– di Eleonora Molea –
Sulle Ande boliviane e peruviane persistono da millenni due etnie che si suddividono ancor oggi il territorio: quechua e aymara. Malgrado l’emarginazione che subirono con l’arrivo del colonialismo, il loro senso identitario, di appartenenza e solidarietà, si è perpetuato nei secoli e fu la forza centrifuga per le ribellioni e forme di resistenza all’oppressione e alle ingiustizie subìte. Rispetto alle grandi città in cui le influenze dei modelli economici di origine europea hanno prevaricato il sostrato locale, i villaggi più distanti dai centri urbani riflettono ancora la loro antica organizzazione e mantengono il controllo diretto su molte aree ecologiche.
Nell’area del lago Titicaca, sin dai tempi della cultura Tiwanaku prima (VIII secolo a. C.) e l’impero incaico poi (XIV secolo d. C.), l’organizzazione sociale era di tipo comunitario e si basava sulla condivisione della terra e il lavoro in comune, gestendo le risorse umane e alimentari tramite rapporti di parentela. La struttura portante della società era l’ayllu, un sistema organizzativo solidale collettivista che interagisce ed emula la forza e l’energia della Pacha, la Terra. Diversi studiosi continuano ad analizzare questo sistema sociale, sia in campo etnografico che economico. L’ayllu è strettamente legato in rapporto al territorio in cui vive e che condivide: la terra è proprietà comunitaria, ridistribuita periodicamente tra i famigliari in modo da non trasformare il diritto di utilizzo in diritto di alienazione. In questo modo la proprietà è giustificata dal lavoro comune e non vi è distinzione tra la proprietà e la possessione. I legami di parentela sono accentuati e garantiti dall’appartenenza di un antenato comune, il cui spirito risiede nel territorio (nelle achachillas). La base dell’organizzazione economica poggia su relazioni di reciprocità attraverso l’ayni, ovvero la mutua solidarietà tra i membri della comunità nella pratica di vita quotidiana. Per la tradizione andina l’ayni è il principale insegnamento morale, che si fonda su valori quali lo scambio, la reciprocità, l’atto di dare e ricevere, l’accumulare per ridistribuire. Si tratta di un principio sacro che ha come scopo massimo la suma qamaña, concetto che esprime il buen vivir, il vivere bene, in armonia, rispetto e sostenibilità con la Madre Terra, la Pachamama.
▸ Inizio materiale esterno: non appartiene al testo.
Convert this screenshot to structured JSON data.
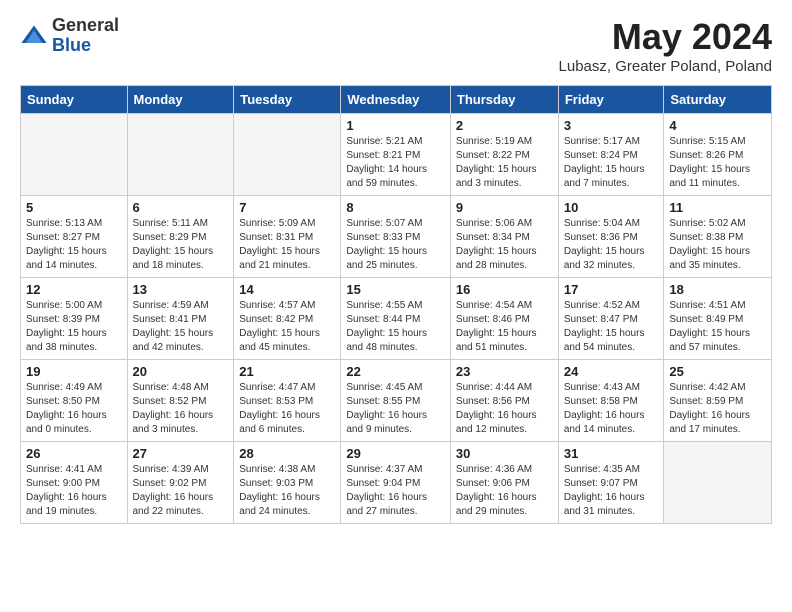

Etimologicamente, per suma si intende “bello, splendido, buono, amabile, eccellente, completo, perfetto”. Qamaña invece significa “abitare, vivere in un certo luogo, dimorare, stabilirsi”, ma è anche il nome che si dà al riparo usato dai pastori per riposare mentre pascolano le greggi, costituito da un semicerchio di pietre. Il termine quindi suggerisce anche la convivenza con la Pachamama, benché questo significato non sia esplicito. La combinazione di questi due termini significa molto di più della sua traduzione letterale. Per le popolazioni andine la suma qamaña è un modello di vita in cui tutto l’insieme sociale debba stare bene, in armonia, in quanto non è possibile riferire il termine alla condizione di una sola persona rispetto agli altri. Il benessere e il miglioramento della qualità della vita è un processo collettivo nel corso del quale vengono intessuti legami di convivenza. Questa convivenza è concepita, secondo la tradizione andina, non solo tra gli esseri umani, bensì abbraccia tutto l’ambiente, gli animali, le piante e la Pachamama, un tutto olistico con cui viene stabilita una relazione di reciprocità. E proprio secondo i principi della suma qamaña le comunità andine hanno utilizzato delle tecnologie agricole in armonia con il territorio e grazie alle quali hanno vissuto in prosperità fino alla Conquista.
Oggi, il capitalismo sembra aver prevaricato i saperi locali, obbedendo a scelte effettuate in nome del profitto e del pieno controllo della Natura. Da quanto potuto constatare durante diverse esperienze in quei territori, le popolazioni andine, nel voler adottare a tutti costi lo “sviluppo” inteso in senso moderno e occidentale, hanno confuso il senso del vivere bene che avevano da sempre conosciuto, purtroppo a loro discapito. Una nuova attenzione verso i valori tradizionali e le antiche conoscenze geografiche può però essere un’alternativa all’inarrestabile corsa verso l’attuale modello economico, basato sullo sfruttamento indiscriminato delle risorse.